All sorts of questions have been raised about Ellen’s book – among them, “Can this really be true?” – but a more fundamental one is, “Isn’t the situation hopeless?”  Aren’t there too many problems?  Doesn’t each reform lead to new problems?  Should we just forget about this system and just focus on Social Security?  Not a bad idea, but not this year.

It’s certainly true, as we’ve heard, that well-intentioned reforms – accounting reforms, pay-for-performance reforms — can have unintended effects and create the incentives that Ellen writes about so eloquently in her book.  But, from our perspective, as long as there are journalists like Ellen to expose these problems, yes, maybe the solutions come too little, too late, but they will come, and they will come from people like Phyllis and others, who care so much about making the system work.

We’ve also been asked:  What are the reforms that can address the problems that Ellen raises?   And you’ve heard some of them from Michael.  There are a great many that are needed.  I’ll just go through a couple.

  • Reforms relating to the accounting problem.  It’s been suggested that you could create a separate “bucket” on corporate income statements, showing increases and decreases in pension assets and liabilities.  I’m not an accountant, but it sounds good to me.  Keep it on the books, but keep it separate, so people know what those liabilities are so that they don’t create these effects.
  • Reforms in recoupment practices (the Chuck Ackerman situation) are very important.
  • A range of reforms that would level the playing field for employees in the courts are critically important.
  • Reforms that address coverage exclusions and the evasion of the nondiscrimination rules that Ellen talks about.
  • Reforms that Michael talked about – that address the selling of surplus (or not), in mergers and acquisitions.  In either case, whatever is done, employees are left with a fraction of their benefits they counted on getting.  That can be addressed.  There have been proposals to deal with it.  It should be dealt with.

The Pension Rights Center is committed to making the system work better for people, and to increasing the number of people in plans.

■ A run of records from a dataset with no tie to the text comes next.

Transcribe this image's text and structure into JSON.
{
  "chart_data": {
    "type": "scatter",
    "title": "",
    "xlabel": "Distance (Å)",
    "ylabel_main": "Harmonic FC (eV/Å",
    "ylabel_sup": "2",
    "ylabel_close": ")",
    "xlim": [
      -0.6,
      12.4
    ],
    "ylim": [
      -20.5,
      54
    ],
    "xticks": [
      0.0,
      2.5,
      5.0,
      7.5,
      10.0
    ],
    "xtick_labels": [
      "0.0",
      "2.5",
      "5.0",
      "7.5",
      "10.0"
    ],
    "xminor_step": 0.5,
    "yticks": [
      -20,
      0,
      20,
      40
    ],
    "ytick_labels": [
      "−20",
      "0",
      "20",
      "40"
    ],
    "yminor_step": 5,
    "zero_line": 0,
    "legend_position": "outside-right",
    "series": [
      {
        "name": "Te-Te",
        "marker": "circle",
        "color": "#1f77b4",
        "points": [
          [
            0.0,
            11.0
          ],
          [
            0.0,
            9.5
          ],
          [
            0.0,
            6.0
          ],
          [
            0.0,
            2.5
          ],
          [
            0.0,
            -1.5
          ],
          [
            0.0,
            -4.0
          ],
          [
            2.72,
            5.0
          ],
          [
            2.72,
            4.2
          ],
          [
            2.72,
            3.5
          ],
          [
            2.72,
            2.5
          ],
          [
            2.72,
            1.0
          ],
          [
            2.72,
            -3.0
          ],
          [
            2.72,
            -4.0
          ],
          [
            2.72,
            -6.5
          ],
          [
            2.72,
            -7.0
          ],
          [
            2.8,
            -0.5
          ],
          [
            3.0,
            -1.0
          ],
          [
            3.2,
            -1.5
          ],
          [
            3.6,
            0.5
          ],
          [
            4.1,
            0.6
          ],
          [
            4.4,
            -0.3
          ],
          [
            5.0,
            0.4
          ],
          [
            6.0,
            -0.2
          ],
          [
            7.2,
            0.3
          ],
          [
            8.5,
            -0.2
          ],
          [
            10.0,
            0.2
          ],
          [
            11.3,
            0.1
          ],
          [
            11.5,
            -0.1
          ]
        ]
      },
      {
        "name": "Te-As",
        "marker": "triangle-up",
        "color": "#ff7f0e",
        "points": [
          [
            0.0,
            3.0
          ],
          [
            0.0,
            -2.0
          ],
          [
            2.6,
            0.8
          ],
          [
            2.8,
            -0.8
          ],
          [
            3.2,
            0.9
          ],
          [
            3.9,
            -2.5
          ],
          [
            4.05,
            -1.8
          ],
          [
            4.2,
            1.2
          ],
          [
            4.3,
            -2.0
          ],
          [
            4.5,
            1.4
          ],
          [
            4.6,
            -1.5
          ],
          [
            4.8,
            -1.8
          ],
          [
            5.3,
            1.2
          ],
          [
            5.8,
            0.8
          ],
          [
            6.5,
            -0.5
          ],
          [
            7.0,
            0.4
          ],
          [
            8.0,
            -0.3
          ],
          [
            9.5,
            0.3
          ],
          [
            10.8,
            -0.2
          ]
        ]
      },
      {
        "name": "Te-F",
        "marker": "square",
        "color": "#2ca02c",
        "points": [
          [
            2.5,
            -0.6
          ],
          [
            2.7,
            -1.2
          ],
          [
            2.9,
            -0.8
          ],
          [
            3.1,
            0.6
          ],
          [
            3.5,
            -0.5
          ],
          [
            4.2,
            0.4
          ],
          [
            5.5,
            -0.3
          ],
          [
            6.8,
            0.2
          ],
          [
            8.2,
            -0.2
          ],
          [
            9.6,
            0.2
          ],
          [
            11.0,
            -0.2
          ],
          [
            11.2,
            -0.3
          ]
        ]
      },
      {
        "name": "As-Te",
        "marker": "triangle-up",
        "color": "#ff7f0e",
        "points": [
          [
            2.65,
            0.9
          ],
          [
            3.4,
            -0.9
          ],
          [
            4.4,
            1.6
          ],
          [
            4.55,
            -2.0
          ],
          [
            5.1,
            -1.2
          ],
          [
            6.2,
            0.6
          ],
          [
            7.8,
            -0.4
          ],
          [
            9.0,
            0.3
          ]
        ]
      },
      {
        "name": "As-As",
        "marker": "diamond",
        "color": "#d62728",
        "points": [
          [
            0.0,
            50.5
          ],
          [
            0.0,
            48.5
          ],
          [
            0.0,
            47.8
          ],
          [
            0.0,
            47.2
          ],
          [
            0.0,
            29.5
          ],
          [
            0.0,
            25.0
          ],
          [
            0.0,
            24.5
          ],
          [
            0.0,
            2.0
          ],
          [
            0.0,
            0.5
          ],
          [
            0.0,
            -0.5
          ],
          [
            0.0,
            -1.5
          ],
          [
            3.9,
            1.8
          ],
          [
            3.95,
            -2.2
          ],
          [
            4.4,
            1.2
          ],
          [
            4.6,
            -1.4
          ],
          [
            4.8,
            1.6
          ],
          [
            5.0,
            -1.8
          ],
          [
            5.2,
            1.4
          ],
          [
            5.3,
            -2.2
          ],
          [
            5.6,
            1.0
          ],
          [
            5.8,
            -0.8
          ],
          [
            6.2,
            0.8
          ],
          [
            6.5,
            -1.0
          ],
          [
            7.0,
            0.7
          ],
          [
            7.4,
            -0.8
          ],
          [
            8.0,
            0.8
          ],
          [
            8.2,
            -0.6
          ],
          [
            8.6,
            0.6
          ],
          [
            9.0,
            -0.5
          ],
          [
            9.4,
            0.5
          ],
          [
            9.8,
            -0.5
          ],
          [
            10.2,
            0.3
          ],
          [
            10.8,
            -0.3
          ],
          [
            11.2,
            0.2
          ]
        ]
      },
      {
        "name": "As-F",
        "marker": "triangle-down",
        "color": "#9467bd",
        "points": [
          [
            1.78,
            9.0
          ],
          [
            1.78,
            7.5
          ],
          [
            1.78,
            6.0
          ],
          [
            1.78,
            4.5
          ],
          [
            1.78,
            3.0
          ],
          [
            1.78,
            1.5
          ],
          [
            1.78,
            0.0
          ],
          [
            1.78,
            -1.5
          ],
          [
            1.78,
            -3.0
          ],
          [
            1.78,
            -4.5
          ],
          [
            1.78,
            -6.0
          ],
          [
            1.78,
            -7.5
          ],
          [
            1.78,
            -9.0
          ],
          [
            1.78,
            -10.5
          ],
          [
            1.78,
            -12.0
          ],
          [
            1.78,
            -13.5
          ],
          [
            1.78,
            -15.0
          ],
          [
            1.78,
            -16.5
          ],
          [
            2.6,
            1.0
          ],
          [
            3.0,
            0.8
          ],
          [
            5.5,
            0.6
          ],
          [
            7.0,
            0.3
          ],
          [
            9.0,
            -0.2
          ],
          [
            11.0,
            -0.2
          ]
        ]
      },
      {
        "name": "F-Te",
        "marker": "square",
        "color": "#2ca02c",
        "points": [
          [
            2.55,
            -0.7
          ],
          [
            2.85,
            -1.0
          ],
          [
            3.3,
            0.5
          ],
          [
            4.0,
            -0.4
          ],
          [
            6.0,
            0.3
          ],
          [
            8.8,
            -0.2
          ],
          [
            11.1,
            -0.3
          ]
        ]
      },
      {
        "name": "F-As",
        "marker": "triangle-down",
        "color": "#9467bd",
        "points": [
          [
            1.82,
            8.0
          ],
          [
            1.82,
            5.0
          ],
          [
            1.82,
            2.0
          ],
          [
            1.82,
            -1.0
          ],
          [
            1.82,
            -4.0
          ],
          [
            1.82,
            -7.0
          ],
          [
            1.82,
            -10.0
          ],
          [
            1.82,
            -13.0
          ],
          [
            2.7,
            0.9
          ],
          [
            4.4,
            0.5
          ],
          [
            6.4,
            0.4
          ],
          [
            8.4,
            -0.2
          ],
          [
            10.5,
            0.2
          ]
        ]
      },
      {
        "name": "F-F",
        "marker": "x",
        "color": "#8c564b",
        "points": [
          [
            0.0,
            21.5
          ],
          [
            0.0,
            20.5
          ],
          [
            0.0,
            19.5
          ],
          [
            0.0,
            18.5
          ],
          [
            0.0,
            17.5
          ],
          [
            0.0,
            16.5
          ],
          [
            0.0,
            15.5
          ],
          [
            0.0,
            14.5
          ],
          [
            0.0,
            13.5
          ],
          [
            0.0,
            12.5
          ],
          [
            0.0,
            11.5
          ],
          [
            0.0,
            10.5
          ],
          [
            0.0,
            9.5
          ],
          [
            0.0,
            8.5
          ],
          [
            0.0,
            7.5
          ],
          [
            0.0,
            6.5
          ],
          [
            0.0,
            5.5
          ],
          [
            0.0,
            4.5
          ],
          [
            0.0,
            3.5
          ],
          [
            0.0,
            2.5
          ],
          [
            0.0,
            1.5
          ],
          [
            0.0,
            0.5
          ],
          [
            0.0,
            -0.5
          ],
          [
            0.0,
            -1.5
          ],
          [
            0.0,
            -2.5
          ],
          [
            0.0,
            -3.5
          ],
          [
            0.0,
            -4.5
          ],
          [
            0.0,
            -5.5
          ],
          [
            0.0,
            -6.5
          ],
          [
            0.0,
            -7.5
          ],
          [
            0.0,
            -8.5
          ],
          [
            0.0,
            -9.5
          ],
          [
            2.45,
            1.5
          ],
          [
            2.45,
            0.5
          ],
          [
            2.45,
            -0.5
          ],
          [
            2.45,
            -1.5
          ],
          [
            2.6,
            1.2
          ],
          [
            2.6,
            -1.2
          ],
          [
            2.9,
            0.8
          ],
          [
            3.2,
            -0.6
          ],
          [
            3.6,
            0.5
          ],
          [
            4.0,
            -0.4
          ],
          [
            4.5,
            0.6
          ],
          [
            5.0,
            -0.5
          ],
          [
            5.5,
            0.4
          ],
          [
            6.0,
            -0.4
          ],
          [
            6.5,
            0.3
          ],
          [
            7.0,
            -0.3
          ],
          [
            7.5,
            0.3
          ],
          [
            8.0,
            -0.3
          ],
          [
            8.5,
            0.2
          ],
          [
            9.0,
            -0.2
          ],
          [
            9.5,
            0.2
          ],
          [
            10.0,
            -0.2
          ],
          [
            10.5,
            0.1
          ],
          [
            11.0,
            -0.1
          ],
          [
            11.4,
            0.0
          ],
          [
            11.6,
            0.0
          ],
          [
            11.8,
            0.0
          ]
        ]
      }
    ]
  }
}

We think that pension plans are worth preserving – and that they can be made to work both for employees and employers.

I should say that the pension game really isn’t over.  If you look at the latest statistics from the Bureau of Labor Statistics, you’ll see that, if you look at the total non-federal workforce, 28 percent is still covered by traditional pension plans, and 37 percent covered by 401(k)-type DC plans.  There is overlap, but it’s not over.  Millions and millions are still in pension plans.  We can preserve the system.

But, of course, the ultimate answer isn’t just patching up what we have.  Everyone in this room knows that American workers need and deserve something better.  They need a system that doesn’t place all of the risks and responsibilities on either the employer or on the employees.  Workers need secure and adequate lifetime income.  We owe it to them.  We owe it to our country to work to that end.

The need is great.  All you have to do is look at the polls that say that retirement security is the number one financial concern.  Look at the poll that said that people are more worried about running out of money in retirement than death.  Anxiety is high.  Consumer confidence in retirement security is plummeting.  We need to do something.

Look at the statistics.  They are shocking.  Half of all retirees who are no longer in the workforce receive less than $16,500 a year.  That’s just above the minimum wage.  How are they expected to pay their bills on that?  In this, the most prosperous country in the world, it is amazing.  Even more amazing is that our elderly poverty rate is the fifth highest among 30 industrialized countries.  It just doesn’t make sense.

Even John Bogle, the 82-year-old founder of Vanguard, was quoted last week as calling the U.S. retirement system “a real mess,” in need of deep-rooted reforms.  He pointed out that the current average account balance in Vanguard’s 401(k) plans was only about $26,000, and that rose to only about $60,000 for the median account balance of older people.

There are lots of ways of getting to a new system.  It’s not rocket science.  And we’ve already made great progress. Business, actuarial, and retiree groups, unions and others, have all come up with new concepts. There are about 50 proposals for new approaches, with more in the process of being developed.

Ellen has shown us how we got to where we are today, and many of the problems that we are still facing. Now it’s up to the rest of us to figure out where we go from here.  Thank you.